On the cathedral grounds stands an older, narrower structure: St Rule's Tower, 33 metres high, built in grey sandstone ashlar in the 11th century. It was the tower of the earlier church that the cathedral replaced. The legend says St Rule, also called St Regulus, brought the relics of St Andrew from Patras in Greece to this spot in the 4th century. The truth is murkier, but the tower is real. It served as a landmark and a seamark, visible from miles offshore, drawing pilgrims to the apostle's bones. The original ladders between wooden floors were replaced in the 18th century by a stone spiral stair. You can climb it today. The view at the top takes in the cathedral ruins, the town, the harbour, the West Sands, the Old Course in the distance, and the cold blue plate of the North Sea.

The Day the Mob Came

In June 1559, a mob whose preaching had been provided by John Knox ransacked the cathedral. The interior was destroyed: altars, statues, painted glass, reliquaries, the accumulated devotional craft of four centuries. By 1561 the building had been abandoned. At about the end of the 16th century the central tower collapsed, taking the north wall with it. For two centuries townsfolk quarried the ruins for building stone.

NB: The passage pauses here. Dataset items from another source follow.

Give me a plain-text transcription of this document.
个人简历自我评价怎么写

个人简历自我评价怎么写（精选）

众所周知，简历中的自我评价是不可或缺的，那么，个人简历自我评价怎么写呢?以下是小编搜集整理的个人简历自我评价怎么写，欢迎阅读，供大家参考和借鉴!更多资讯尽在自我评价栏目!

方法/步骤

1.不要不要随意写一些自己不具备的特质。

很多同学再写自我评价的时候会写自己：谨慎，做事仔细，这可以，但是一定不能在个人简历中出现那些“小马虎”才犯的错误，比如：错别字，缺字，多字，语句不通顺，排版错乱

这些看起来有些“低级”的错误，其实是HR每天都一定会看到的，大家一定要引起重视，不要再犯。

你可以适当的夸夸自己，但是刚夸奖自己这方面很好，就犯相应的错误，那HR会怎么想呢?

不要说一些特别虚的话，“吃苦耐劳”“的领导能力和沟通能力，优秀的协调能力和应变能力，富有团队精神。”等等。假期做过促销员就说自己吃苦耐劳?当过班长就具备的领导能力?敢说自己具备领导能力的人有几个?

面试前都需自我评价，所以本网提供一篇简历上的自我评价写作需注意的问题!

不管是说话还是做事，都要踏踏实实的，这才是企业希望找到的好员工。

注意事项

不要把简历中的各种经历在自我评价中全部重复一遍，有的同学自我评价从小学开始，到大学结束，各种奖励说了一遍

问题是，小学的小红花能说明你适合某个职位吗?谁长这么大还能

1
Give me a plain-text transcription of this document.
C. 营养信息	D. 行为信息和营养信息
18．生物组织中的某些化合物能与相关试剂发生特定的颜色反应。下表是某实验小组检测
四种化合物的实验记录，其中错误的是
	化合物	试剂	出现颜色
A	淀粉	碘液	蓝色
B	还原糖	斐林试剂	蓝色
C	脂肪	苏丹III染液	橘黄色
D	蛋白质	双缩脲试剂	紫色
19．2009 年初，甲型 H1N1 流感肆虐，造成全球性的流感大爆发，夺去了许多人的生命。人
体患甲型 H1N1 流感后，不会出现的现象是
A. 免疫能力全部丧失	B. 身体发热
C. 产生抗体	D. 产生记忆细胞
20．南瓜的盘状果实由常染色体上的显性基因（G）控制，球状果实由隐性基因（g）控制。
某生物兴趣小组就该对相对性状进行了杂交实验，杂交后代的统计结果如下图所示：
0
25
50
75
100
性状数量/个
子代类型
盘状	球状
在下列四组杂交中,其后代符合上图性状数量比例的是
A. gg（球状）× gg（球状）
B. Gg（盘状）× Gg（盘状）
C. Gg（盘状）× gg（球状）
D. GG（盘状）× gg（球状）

Roofs went up around St Andrews using cathedral masonry. Nothing was done to preserve what remained until 1826, when antiquarian sensibility caught up with the loss. Since then, the ruins have been cared for: the ground plan cut into the turf, the surviving gables stabilized, the priory and cemetery laid out for visitors. The east and west gables stand. Most of the south wall of the nave survives. The west wall of the south transept stands. The arcade columns are gone, but you can see where they were. The cathedral now exists chiefly as an outline against the sky.

Who Sleeps Here

The cathedral burial ground reads like a census of important Scottish life. Saint Andrew is buried here, in part: a few bones that survived the iconoclasms. So is Robert Chambers, the publisher and author of the Vestiges of the Natural History of Creation, an evolutionary precursor to Darwin. So are Old Tom Morris and Young Tom Morris, the father and son who shaped early modern golf at St Andrews; Young Tom died at 24 in 1875, broken-hearted by the death of his wife and child, and his grave still draws golfers from every continent. Adam Ferguson, the Enlightenment philosopher, is here. Allan Robertson, who is sometimes called the first professional golfer, lies a few rows over. In the Eastern Cemetery rests Warington Baden-Powell, founder of the Sea Scouts, and the artist Wilhelmina Barns-Graham, and Vice-Admiral Dashwood Fowler Moir who fought at the Battle of Jutland and died protecting an Atlantic convoy in the next war. The cathedral could not survive what was done to it. The people who chose to be buried in its shadow are the cathedral's continued life.

From the Air

Located at 56.34 N, 2.79 W, on the eastern promontory of St Andrews above the harbour, with St Rule's Tower (33 m) as the most prominent landmark. The nearest airport is Dundee (EGPN), about 12 miles northwest. Leuchars Station (EGQL, military) is about 5 miles north. Edinburgh (EGPH) is roughly 45 miles southwest. From the air the cathedral ruins are unmistakable: a long rectangular footprint cut into the turf, the east and west gables still standing, St Rule's Tower rising at the southern edge, and the graveyards extending east toward the cliff. The castle ruins lie about 400 metres northwest. Best viewed at 2,500 feet AGL on Fife coastal routes.